Proxy Filing
Logotype for Renasant Corporation

Renasant (RNST) Proxy Filing summary

Event summary combining transcript, slides, and related documents.

Logotype for Renasant Corporation

Proxy Filing summary

1 Dec, 2025

Executive summary

  • The 2025 annual meeting will address director elections, amendments to the Articles of Incorporation, executive compensation, auditor ratification, and other business.

  • Key 2024 highlights include the announced merger with The First Bancshares, Inc. (FBMS), the sale of the insurance agency business, and a public stock offering.

  • Solid financial performance in 2024: GAAP diluted EPS of $3.27, adjusted EPS of $2.76, and net income of $195.5 million.

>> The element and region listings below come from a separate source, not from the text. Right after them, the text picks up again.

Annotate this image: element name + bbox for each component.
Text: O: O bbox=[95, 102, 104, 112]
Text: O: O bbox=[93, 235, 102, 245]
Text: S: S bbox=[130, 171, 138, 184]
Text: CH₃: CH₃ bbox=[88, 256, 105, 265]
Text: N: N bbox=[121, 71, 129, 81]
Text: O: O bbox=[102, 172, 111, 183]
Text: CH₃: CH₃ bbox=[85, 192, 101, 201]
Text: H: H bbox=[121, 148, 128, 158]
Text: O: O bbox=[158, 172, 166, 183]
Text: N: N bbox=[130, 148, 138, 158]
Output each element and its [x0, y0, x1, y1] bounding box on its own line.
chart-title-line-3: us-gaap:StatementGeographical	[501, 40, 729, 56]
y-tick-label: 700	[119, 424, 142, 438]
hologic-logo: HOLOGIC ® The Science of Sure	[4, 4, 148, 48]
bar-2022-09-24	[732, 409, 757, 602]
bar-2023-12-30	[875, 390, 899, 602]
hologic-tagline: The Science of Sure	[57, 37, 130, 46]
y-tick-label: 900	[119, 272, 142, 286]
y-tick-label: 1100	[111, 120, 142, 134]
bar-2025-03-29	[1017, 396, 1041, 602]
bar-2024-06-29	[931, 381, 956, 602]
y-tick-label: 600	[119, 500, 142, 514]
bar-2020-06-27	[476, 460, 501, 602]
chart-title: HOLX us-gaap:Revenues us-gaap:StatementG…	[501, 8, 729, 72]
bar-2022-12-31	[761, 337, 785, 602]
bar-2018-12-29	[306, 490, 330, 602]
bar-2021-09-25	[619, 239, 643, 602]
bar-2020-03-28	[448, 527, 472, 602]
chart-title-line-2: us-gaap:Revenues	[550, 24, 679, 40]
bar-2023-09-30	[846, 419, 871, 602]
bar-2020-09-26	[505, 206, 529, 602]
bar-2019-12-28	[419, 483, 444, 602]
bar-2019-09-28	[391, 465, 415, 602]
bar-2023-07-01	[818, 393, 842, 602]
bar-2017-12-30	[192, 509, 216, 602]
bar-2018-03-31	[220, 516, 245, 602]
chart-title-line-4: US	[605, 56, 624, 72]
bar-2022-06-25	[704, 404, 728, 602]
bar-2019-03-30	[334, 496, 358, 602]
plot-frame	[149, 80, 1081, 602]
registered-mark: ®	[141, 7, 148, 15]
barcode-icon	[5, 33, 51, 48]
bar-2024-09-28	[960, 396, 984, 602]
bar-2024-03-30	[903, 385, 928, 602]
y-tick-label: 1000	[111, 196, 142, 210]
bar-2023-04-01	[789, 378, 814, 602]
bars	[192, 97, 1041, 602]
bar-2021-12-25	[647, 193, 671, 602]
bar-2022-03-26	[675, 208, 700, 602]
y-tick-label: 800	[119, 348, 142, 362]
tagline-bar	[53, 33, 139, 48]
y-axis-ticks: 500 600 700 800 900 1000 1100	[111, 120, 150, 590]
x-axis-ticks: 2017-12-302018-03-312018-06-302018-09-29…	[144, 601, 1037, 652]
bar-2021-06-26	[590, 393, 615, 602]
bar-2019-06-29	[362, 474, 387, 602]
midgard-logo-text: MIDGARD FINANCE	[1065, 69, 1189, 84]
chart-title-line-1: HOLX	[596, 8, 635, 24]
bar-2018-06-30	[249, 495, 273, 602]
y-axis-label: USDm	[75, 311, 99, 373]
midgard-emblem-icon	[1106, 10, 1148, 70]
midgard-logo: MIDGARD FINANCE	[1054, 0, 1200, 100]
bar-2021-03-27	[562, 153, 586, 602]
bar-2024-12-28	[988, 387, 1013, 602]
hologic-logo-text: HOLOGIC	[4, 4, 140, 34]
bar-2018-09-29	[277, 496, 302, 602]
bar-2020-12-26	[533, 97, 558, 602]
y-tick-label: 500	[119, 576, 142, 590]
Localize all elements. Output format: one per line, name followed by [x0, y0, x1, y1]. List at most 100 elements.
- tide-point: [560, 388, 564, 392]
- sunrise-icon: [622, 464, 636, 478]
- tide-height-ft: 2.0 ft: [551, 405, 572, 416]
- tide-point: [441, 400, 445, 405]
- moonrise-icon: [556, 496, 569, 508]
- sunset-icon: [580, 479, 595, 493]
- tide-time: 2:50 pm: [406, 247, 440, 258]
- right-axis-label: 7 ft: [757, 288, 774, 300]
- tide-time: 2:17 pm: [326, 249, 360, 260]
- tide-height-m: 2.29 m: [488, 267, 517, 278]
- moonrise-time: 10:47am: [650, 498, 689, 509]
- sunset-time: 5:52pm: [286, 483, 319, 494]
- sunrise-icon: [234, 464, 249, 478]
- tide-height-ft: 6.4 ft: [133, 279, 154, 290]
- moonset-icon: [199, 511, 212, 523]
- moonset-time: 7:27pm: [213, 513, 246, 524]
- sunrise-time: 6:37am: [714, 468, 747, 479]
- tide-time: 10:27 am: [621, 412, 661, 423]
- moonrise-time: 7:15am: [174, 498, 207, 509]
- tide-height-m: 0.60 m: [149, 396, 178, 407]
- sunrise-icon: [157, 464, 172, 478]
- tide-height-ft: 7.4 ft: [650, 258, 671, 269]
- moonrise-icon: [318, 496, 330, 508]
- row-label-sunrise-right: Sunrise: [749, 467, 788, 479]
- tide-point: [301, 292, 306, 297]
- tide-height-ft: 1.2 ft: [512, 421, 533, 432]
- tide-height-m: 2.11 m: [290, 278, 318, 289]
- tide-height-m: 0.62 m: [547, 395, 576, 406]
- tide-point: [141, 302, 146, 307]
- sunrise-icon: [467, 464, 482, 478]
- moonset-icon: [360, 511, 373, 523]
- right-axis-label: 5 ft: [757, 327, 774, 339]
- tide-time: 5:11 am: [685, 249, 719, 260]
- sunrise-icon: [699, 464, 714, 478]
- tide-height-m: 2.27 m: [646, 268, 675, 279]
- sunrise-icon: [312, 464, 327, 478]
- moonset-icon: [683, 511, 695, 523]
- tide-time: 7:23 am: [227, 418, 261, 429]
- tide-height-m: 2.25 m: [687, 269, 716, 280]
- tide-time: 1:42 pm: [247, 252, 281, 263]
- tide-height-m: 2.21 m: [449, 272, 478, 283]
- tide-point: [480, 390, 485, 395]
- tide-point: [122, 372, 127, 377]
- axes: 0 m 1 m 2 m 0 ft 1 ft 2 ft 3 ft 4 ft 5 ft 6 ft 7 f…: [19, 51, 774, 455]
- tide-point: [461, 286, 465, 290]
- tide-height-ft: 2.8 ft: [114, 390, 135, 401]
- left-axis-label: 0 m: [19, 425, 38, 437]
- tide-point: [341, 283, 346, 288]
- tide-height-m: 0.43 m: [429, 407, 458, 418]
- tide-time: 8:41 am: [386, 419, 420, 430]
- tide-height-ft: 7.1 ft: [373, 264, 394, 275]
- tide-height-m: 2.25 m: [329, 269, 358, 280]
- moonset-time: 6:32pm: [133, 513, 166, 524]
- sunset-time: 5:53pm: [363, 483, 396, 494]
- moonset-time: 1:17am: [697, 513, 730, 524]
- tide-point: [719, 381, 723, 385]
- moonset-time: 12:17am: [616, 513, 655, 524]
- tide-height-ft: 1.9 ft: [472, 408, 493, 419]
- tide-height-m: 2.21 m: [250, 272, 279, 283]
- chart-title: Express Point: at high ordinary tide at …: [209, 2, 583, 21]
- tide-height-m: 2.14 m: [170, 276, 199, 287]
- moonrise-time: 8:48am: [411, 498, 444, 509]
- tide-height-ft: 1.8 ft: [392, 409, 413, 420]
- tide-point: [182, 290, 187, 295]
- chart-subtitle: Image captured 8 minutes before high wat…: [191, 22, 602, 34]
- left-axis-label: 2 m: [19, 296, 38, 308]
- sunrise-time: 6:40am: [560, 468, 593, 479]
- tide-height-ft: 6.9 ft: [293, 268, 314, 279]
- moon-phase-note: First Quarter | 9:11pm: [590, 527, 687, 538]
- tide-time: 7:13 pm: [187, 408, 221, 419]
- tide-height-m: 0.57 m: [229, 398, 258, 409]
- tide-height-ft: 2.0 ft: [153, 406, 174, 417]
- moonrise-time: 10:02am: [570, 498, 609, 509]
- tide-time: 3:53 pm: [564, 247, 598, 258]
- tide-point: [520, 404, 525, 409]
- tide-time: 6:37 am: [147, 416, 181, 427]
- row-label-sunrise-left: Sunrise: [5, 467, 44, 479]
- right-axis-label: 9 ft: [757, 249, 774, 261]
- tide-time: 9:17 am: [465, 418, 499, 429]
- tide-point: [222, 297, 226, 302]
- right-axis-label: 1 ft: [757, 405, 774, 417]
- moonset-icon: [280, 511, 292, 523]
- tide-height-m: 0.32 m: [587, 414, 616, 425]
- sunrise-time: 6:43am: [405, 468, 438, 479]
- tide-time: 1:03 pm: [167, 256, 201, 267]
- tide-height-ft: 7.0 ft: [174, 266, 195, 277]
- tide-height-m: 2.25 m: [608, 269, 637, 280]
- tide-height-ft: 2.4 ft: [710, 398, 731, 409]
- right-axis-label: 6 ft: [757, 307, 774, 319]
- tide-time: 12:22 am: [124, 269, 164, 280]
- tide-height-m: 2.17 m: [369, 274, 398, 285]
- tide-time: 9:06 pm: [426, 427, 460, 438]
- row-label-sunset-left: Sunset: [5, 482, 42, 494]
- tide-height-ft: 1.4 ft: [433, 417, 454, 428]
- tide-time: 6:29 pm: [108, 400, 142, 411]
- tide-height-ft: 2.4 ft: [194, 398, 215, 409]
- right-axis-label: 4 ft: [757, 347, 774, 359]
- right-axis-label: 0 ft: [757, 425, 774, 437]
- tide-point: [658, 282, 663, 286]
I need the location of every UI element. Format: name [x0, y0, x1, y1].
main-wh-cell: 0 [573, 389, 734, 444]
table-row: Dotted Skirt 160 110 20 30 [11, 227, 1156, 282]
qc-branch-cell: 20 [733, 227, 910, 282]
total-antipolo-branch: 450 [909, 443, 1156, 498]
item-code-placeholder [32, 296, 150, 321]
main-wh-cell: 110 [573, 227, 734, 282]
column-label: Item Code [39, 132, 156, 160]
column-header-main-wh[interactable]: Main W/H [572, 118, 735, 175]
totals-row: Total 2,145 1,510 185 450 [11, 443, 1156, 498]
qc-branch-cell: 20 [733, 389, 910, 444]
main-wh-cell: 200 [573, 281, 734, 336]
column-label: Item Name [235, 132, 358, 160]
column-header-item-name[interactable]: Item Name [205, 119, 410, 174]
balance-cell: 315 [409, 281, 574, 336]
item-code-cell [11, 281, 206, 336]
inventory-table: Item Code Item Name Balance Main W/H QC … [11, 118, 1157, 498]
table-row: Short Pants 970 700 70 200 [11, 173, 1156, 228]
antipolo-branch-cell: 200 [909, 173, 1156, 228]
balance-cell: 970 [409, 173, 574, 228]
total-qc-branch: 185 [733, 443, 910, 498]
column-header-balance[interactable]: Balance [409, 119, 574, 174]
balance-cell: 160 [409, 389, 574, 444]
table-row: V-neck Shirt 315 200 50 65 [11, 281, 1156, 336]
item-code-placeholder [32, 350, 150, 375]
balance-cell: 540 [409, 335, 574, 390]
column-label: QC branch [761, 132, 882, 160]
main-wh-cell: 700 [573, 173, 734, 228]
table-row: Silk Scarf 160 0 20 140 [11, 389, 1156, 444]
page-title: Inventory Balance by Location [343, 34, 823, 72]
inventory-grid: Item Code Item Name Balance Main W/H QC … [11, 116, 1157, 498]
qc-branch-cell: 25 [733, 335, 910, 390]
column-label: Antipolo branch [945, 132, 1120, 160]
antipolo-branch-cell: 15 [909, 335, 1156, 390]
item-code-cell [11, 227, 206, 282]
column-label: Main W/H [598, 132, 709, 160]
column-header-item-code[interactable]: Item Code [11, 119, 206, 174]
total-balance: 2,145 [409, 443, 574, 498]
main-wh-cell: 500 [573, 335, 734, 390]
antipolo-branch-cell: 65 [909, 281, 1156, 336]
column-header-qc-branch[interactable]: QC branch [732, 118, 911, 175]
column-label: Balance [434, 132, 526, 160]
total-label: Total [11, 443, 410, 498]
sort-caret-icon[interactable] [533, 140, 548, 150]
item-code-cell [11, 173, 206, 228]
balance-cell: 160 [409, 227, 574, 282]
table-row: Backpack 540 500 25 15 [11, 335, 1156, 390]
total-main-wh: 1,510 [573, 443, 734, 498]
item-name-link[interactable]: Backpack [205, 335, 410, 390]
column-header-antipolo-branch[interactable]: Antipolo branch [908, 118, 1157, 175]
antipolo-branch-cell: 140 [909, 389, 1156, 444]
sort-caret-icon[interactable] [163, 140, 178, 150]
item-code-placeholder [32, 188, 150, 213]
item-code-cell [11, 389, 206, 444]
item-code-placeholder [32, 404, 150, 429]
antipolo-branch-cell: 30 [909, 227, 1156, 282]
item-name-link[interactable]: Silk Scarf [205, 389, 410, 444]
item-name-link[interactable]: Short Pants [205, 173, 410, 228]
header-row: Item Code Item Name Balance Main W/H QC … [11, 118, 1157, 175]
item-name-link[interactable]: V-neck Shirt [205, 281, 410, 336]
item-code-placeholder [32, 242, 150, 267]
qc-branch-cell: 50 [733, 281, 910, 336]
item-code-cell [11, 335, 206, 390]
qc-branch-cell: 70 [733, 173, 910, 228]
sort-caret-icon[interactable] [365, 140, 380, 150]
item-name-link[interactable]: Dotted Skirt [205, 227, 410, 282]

  • The FBMS merger, expected to close in the first half of 2025, will create a six-state Southeastern banking franchise with $26 billion in assets.

Voting matters and shareholder proposals

  • Shareholders will vote on: (1) election of 14 or 10 directors (depending on merger timing), (2) increasing authorized common stock from 150M to 250M shares, (3) eliminating director liability for monetary damages (with exceptions), (4) advisory say-on-pay, and (5) ratification of HORNE LLP as independent auditors.

  • Board recommends voting FOR all proposals.

  • Shareholders may submit proposals and director nominations for the 2026 meeting, following specific advance notice and eligibility requirements.

Board of directors and corporate governance

  • Board size will increase to 18 upon FBMS merger completion; otherwise, 14 directors will be elected.

  • Board committees include executive, audit, compensation, nominating, and enterprise risk management (ERM).

  • Majority voting policy for uncontested director elections; directors must tender resignation if more withhold than for votes.

  • Stock ownership guidelines require directors and executives to maintain significant holdings; all directors meet requirements except one new member still within compliance period.

  • Annual board, director, and committee performance assessments are conducted, with independent third-party input.

  • Board diversity: post-merger, four female and 14 male directors, with two African-American members.